July 14, 2013 by katie
TREASURED
**** (4 stars)
The Other Way Works have established a name for themselves with a series of productions whose format can only be described, somewhat unsatisfactorily, as “performances”. The company prides itself upon creating unconventional live events — part theatre, part installation, part exhibition — in unconventional spaces. Mayfly toured festivals with a light show cast upon the stretched canvas of a tent, and I Am Waiting For The Opportunity To Save Someone’s Life transformed an empty unit in Birmingham’s Mailbox development into a brace of suites modelled around variations on the subject of waiting. Their new production, Treasured, does not explore radically new ground, either within the company’s thematic territory or within the wider parameters of their artistic style — but in its own terms, the piece transcends its essentially simplistic nature to offer patrons a deeply personal and rather moving experience, without ever revealing how or why it has done so.
Treasured has been commissioned by mac as part of the Encounters season, and see patrons ascend at staggered intervals to the Foyle Gallery which has been fitted out in an amalgam of a Dickensian curiosity shop and an elderly relative’s sitting-room. Having been encouraged to look around the bric-a-brac and objets d’art, an attendant is on hand to serve tea in china cups, complete with lump sugar and viennese whirls. All aspects of design, from the discreet footlights to the soundtrack of operetta and saxophone jazz, create a genuinely relaxing, enveloping atmosphere, which is only disrupted by the noise of patrons chatting and bustling around the Box Office unfortunately situated below.
An envelope in a jewellery box prompts each patron to select their favourite from three mirrors, positioned amongst the antiques, after which a dresser leads them into a second antechamber where they become a participant in a ritual conceived around a piece of body jewellery matched to the décor and dressing of the chosen mirror. In a vestibule crammed with leaves, the patron is adorned with Louise Bryan’s ivy-tendrilled arm sculpture, before being suffused with light to create a silhouette which makes it appear that the plant is sprouting from within the patron themselves. Mikaela Lyons’ ruff made of maps folded into sharp concertinas initiates a circular odyssey on a makeshift sedan chair past suspended boxes of compact mirrors and decoupage sea-monsters. John Moore’s exquisite head-dress, decorated with iridescent beetle wings, forms the centrepiece of a wordless ceremony akin to an Egyptian coronation, with the patron as the revered Pharaoh.
Text is subordinated in favour of alternative sensory languages. Gentle hands guide participants around the chamber by touch, and sound in particular is used to give each ritual a suitably mythic dimension. It is in this aspect of the proceedings that the real purpose of the curiosity shop room suddenly reveals itself; it is necessary for a communicant to disengage themselves from everything outside, to prepare themselves for the self-contained, attention-focusing nature of the ritual process. If the participant were to come straight into the ritual chamber from the busy, noisy world beyond, they would simply not be responsive to the minute sensations that the experience creates and upon which its success depends — which was precisely the effect produced at earlier work-in-progress showings at Pilot.

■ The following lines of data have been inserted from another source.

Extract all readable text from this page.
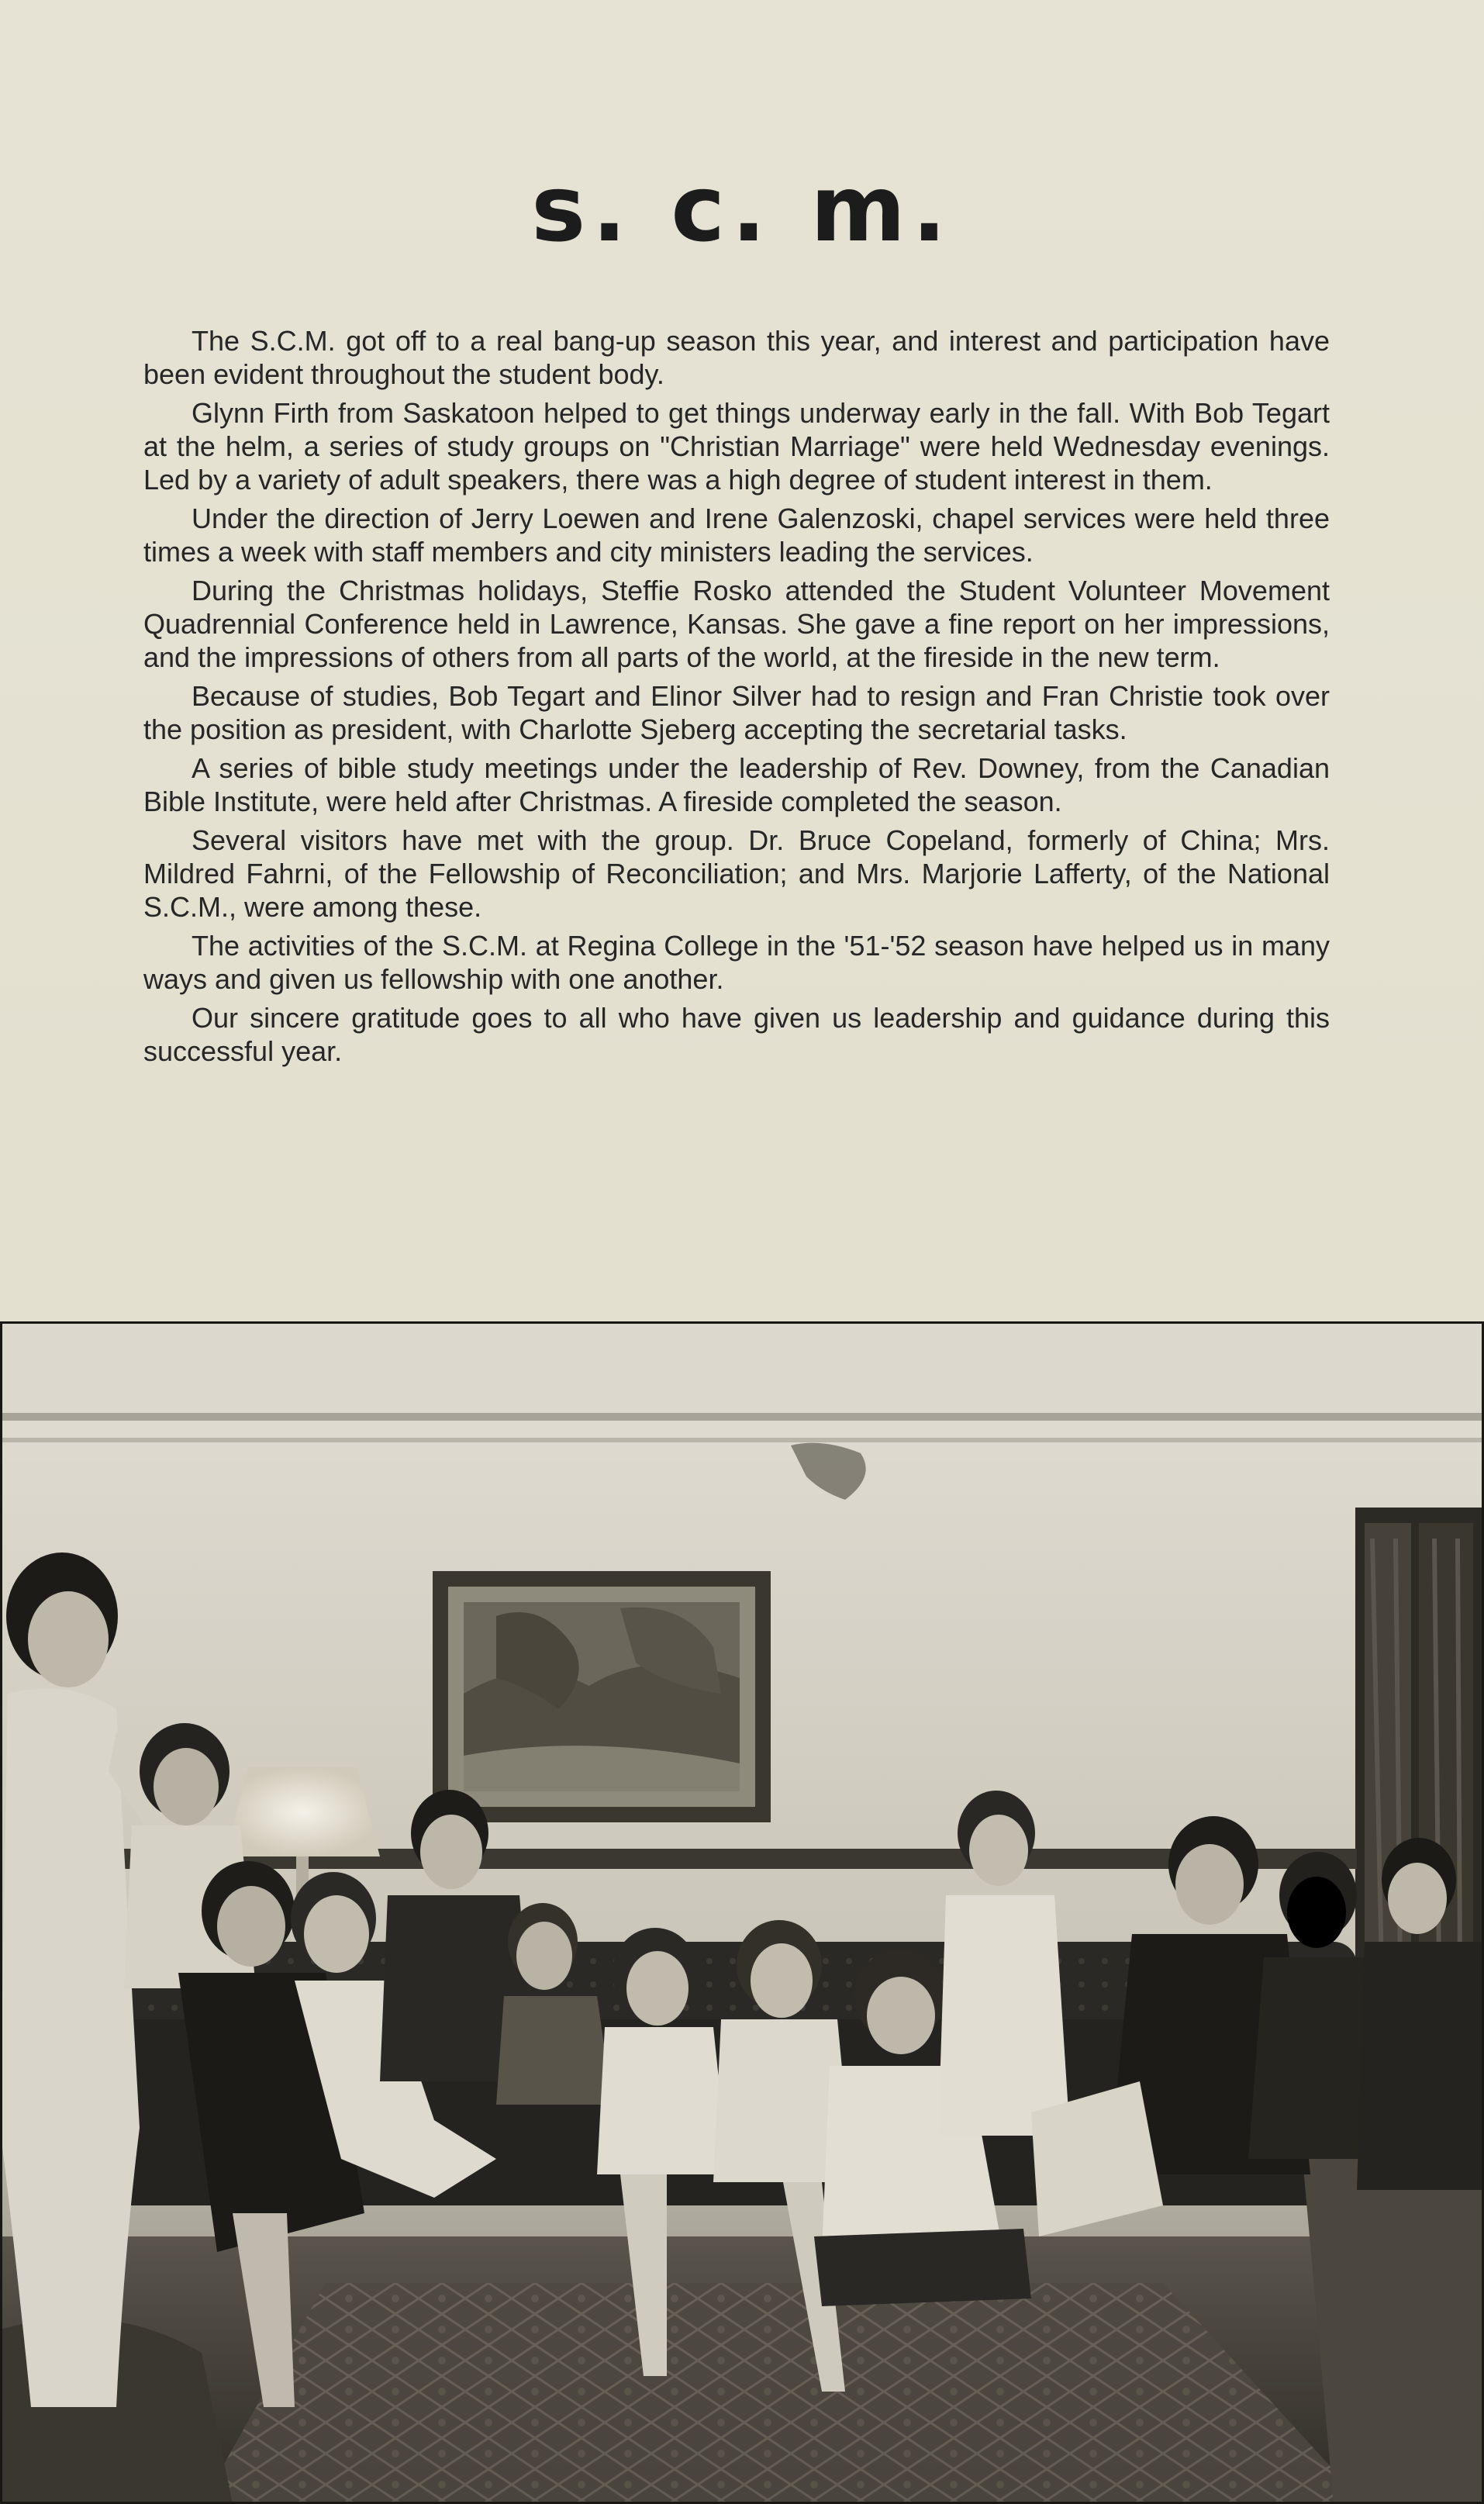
s. c. m.

The S.C.M. got off to a real bang-up season this year, and interest and participation have been evident throughout the student body.

Glynn Firth from Saskatoon helped to get things underway early in the fall. With Bob Tegart at the helm, a series of study groups on "Christian Marriage" were held Wednesday evenings. Led by a variety of adult speakers, there was a high degree of student interest in them.

Under the direction of Jerry Loewen and Irene Galenzoski, chapel services were held three times a week with staff members and city ministers leading the services.

During the Christmas holidays, Steffie Rosko attended the Student Volunteer Movement Quadrennial Conference held in Lawrence, Kansas. She gave a fine report on her impressions, and the impressions of others from all parts of the world, at the fireside in the new term.

Because of studies, Bob Tegart and Elinor Silver had to resign and Fran Christie took over the position as president, with Charlotte Sjeberg accepting the secretarial tasks.

A series of bible study meetings under the leadership of Rev. Downey, from the Canadian Bible Institute, were held after Christmas. A fireside completed the season.

Several visitors have met with the group. Dr. Bruce Copeland, formerly of China; Mrs. Mildred Fahrni, of the Fellowship of Reconciliation; and Mrs. Marjorie Lafferty, of the National S.C.M., were among these.

The activities of the S.C.M. at Regina College in the '51-'52 season have helped us in many ways and given us fellowship with one another.

Our sincere gratitude goes to all who have given us leadership and guidance during this successful year.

In form and, especially, in content, Treasured has a simplicity which is somehow at odds with the human resources pumped into it; it is difficult in some ways to reconcile why two directors and six creative collaborators (three jewellery designers notwithstanding) were required to create a piece which is reliant on such straightforward, uncomplicated and deintellectualised principles. Certainly, the purpose and the meaning of the experience being undergone always remains just beyond the patron’s grasp, and yet, curiously, in this instance, that matters less than it might under more formal circumstances.
As with previous pieces, the production finish is a little rough around the edges, with carpets lifting around the sides of the room, and copious amounts of gaffer tape drawing the eye and compromising the integrity of the design concepts — but in a space from which all external sights and sounds can be eradicated, and with a more rigorous eye for the fine detail of construction, Treasured truly could be the star centrepiece of The Other Way Works’ collection.